Previous research has demonstrated that children with ASD exhibit less sleep in a 24-hour period than their typically developing peers (Goodlin-Jones, 2008), and increases in problem behavior are associated with sleep deprivation (Goldman et al., 2011). However, there are few studies that evaluate this putative relation using direct measurement of both behavior and sleep. The general aim of this study is to extend the research on sleep and its relation to problem behavior. Using wearable and non-wearable sleep trackers, we collected data on various measures of sleep and compared them to in-clinic daytime problem behavior. Additionally, we conducted structured descriptive assessments (Anderson & Long, 2002) across days to evaluate if changes in sleep change how different establishing operations affect behavior. We will discuss how the social validity of well-established sleep treatments (e.g, Jin et al., 2013) would be greater if the effect of improved sleep on daytime behavior was directly evaluated.


An Analysis of the Play Condition in a Functional Analysis as a Basis for Treatment of Self-Injury Maintained by Automatic Reinforcement

SAVANNAH TATE (University of Florida), Timothy R. Vollmer (University of Florida)

Hagopian et al. (2015) delineated subtypes of self-injurious behavior maintained by automatic reinforcement partially based on occurrence of self-injury in the play condition (i.e., subtype one). They also analyzed treatment data with respect to subtypes and found that subtype one is less resistant to treatment than subtypes two and three. For one child with autism with oral-motor self-injury, we conducted a functional analysis and a more fine-grained analysis of engagement in the play condition. The functional analysis indicated that oral-motor self-injury was maintained by automatic reinforcement. However, oral-motor self-injurious behavior was reduced in the play condition. We used this information to conduct a component analysis of the play condition, and we found that combinations of stimuli reduced engagement in self-injurious behavior, with little differentiation across multiple stimuli used in this condition. We then conducted a competing stimulus assessment, both with items used in the play condition and with novel items, and found single stimuli were insufficient for reducing self-injury.


An Evaluation of Variables That Influence Rumination

AARON JOSEPH SANCHEZ (University of North Texas), Joseph D. Dracobly (University of North Texas), Richard G. Smith (University of North Texas), Elizabeth Joy Houck (University of North Texas)

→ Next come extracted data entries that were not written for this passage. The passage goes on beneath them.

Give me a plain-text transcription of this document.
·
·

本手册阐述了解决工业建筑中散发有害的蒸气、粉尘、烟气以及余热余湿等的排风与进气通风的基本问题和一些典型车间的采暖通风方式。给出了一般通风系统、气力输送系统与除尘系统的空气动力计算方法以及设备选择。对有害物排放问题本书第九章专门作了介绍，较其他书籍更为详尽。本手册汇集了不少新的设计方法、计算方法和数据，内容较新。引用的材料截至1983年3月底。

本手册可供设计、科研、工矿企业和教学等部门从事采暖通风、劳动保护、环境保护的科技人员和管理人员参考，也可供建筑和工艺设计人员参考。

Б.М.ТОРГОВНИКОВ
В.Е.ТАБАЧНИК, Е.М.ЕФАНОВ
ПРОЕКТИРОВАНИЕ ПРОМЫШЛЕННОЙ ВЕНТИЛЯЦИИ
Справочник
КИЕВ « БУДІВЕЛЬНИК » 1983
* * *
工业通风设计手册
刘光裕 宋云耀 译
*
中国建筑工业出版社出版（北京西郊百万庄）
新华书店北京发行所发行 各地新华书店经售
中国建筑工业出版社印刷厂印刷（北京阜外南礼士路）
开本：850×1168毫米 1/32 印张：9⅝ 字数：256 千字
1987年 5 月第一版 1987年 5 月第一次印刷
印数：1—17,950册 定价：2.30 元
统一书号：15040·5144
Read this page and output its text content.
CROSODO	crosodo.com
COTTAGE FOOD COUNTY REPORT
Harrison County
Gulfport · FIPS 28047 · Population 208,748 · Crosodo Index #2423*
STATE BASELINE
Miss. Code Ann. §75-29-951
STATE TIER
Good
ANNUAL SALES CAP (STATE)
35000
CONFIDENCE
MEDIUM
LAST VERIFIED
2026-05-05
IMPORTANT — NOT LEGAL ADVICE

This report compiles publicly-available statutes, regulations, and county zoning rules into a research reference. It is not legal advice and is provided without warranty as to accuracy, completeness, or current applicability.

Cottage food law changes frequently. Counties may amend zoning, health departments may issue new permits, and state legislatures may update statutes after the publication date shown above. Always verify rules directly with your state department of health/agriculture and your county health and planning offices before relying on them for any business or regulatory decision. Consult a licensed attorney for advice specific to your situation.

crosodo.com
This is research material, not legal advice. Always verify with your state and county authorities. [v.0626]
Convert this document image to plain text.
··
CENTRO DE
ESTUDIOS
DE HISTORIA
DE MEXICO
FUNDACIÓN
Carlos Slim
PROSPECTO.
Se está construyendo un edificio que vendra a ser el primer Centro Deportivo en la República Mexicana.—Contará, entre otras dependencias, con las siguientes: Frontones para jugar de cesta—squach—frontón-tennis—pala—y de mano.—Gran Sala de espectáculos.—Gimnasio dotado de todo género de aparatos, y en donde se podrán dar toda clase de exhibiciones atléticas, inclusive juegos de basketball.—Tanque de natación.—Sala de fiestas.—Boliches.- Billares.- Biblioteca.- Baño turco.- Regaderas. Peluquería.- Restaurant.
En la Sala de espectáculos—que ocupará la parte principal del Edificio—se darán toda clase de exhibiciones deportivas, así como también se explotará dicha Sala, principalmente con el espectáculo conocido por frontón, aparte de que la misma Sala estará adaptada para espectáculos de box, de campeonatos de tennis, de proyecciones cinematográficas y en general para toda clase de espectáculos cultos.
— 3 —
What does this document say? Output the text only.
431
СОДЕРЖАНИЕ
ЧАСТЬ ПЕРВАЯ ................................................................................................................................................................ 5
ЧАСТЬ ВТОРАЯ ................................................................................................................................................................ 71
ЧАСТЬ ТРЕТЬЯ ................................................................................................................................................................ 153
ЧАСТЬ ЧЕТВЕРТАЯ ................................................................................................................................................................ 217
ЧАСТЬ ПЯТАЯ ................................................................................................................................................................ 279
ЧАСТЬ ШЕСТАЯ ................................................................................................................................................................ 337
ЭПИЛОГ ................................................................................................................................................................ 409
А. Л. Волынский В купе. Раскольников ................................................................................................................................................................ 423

Rumination, repeated regurgitation of ingested food, can be a difficult problem to assess and treat. Early research focused on punishment of rumination (e.g., Becker et al., 1978 ) whereas more recent research has focused on the food quantity (e.g., Kenzer & Wallace, 2007). However, there is limited research on the influence of food type on rumination. We analyzed effects of several dimensions of food, including food type and food category, in addition to total quantity and total calories, on rumination with an adult with intellectual disability. Initially, we equated calories across food types, which involved different quantities of food based on food type. We observed that rumination was lower when our participant consumed larger quantities of food. Subsequent analyses suggested a more dynamic interaction between food type and food quantity – at least two foods with different quantities produced low levels of rumination. We will discuss how an analysis of parameters of food could advance effective treatment of rumination.